Single by Xavier Rudd

from the album Solace
- Released: 2003
- Label: Salt.X, Anti- (2006)
- Songwriter: Xavier Rudd
- Producers: Xavier Rudd, Todd Simko

Xavier Rudd singles chronology
|  | "Let Me Be" (2003) | "Solace" (2004) |

Music video
- "WLet Me Be" on YouTube

= Let Me Be (Xavier Rudd song) =

"Let Me Be" is a song by Australian multi-instrumentalist Xavier Rudd. It was released in 2003 as the lead single from his second studio album, Solace (2024).

It was voted 54 in the Triple J Hottest 100, 2003.

It was released in Europe in 2006 via Anti- (record label).
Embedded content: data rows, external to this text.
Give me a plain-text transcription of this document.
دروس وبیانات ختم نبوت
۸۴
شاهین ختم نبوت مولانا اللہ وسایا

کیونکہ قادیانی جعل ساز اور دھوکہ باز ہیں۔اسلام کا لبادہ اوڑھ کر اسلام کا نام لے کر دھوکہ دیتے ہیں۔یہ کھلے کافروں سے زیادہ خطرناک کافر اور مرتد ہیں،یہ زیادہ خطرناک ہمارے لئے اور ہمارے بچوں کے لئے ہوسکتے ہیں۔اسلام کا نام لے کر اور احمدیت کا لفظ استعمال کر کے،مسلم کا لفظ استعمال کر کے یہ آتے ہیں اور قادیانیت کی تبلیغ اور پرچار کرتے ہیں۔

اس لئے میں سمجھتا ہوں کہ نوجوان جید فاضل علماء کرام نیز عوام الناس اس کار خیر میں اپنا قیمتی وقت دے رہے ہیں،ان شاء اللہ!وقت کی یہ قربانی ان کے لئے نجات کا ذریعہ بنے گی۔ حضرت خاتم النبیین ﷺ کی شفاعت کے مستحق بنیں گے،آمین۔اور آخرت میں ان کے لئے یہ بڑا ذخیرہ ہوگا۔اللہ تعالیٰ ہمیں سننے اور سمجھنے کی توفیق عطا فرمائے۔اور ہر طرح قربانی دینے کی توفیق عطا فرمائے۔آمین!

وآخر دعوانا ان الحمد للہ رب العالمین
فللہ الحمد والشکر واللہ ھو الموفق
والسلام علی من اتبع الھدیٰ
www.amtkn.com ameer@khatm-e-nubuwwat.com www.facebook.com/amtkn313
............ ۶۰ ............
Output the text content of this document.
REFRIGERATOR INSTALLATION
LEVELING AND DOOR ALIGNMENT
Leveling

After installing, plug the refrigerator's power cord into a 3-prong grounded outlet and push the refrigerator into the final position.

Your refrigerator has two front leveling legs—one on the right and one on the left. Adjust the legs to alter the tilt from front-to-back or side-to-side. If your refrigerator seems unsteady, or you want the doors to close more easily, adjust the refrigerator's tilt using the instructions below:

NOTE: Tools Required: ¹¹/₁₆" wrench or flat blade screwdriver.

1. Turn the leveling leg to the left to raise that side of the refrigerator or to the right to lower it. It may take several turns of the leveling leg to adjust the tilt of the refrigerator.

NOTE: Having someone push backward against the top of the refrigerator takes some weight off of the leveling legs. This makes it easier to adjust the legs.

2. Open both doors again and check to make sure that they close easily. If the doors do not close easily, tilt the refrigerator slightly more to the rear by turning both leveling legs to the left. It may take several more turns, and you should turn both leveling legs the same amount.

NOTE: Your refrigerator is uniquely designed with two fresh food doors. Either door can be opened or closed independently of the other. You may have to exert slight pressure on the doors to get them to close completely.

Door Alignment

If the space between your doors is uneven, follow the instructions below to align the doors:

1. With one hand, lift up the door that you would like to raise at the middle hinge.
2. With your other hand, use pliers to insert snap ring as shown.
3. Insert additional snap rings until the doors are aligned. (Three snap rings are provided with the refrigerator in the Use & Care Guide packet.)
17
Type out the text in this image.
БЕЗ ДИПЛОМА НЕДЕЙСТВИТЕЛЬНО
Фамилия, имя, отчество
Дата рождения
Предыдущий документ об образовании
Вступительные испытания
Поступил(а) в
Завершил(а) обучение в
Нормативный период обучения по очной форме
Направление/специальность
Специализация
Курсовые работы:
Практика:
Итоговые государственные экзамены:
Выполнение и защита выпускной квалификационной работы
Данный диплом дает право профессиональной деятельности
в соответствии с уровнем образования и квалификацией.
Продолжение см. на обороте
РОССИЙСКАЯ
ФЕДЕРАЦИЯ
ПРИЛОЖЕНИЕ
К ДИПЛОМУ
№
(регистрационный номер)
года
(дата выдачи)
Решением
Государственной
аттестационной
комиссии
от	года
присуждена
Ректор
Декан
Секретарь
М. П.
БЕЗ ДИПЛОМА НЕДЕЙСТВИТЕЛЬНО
In 2023, Rudd reflected saying "My whole thing was pretty quirky, didges with guitars and stuff, no one was doing that, and I didn't see it as anything really commercial. Then, all of a sudden it got traction and became popular, so I was stoked."

In November 2015, the song featured in a KFC advertisement, angering his fans and PETA as Rudd is long time vegetarian and animal rights activist.

In 2025, the single was certified platinum in Australia.

==Track listing==
- UK Single (Anti- 1255-2) (2006)
1. "Let Me Be" (radio edit) - 3:09
2. "To Let" - 8:53
3. "Let Me Be" (video) (Live in Sydney)

== Certifications ==

Certification for "Let Me Be"
| Region | Certification | Certified units/sales |
| Australia (ARIA) | Platinum | 70,000^{‡} |
^{‡} Sales+streaming figures based on certification alone.